I then edit the sound in Cubase SX 3. I increase the gain as much as I can without peaking, I might slow down the dialogue if necessary. Since it is just speech, I save it as an 64 kbps / mono / 44100 Hz mp3. You could probably even get away with 48 or 32. After all that, our minute long cartoon is about 500 kB.

In Flash I set it up as streamed audio. For Honey Smack it was inserted into one scene. For my next project I am going to split the audio up into different scenes wherever there is a dead silence. I set the audio compression in Flash to 64kpbs / mono / 44100 Hz / Medium. You could again compress this more if you wanted.

Visually the goal is to break everything into layers as much as possible. When doing FBF, use a layer only for the parts that actually change. Put everything that stays still in an extended layer below it.
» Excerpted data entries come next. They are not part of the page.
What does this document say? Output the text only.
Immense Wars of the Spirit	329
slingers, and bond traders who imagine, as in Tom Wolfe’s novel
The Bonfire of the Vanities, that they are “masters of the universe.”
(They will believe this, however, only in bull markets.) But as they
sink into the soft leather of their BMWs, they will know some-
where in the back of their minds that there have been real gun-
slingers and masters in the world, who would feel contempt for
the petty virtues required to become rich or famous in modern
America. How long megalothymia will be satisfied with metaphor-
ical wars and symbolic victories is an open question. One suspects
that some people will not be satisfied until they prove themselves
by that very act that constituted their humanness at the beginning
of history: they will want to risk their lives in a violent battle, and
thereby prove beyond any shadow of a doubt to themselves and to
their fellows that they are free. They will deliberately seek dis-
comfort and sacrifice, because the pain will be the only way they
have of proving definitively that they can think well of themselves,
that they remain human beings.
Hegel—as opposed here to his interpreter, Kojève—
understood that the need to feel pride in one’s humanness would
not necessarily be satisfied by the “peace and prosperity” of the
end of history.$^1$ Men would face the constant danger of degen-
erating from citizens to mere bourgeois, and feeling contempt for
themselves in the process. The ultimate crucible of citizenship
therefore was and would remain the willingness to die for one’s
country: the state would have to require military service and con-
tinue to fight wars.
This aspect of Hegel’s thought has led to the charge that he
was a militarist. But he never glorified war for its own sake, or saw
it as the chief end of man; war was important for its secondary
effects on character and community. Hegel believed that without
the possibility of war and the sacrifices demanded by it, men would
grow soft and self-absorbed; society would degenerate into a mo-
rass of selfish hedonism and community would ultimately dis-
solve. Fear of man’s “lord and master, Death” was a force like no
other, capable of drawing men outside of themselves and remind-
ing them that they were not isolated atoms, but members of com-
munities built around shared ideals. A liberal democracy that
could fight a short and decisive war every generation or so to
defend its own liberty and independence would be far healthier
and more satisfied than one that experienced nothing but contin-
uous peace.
The more information you have not requiring new keyframes, the smaller it'll be.

If you were making a game, this might be a bad idea, and you'd want every object to be drawn onto one layer for speed improvements, but it isn't really an issue for cartoons.

Hope all that helped! I'll be releasing the code I created to handle subtitles, rewind, play, and fast forward in the next week or so.

Sincerely,
Kevin Nuut


Comments

Aren't you the clever little whipper snapper?

Seriously though, good advise. Nice cartoon.

Nice advice, man!

He also got a good noise floor... you need a good noise floor or it won't work. Am I right.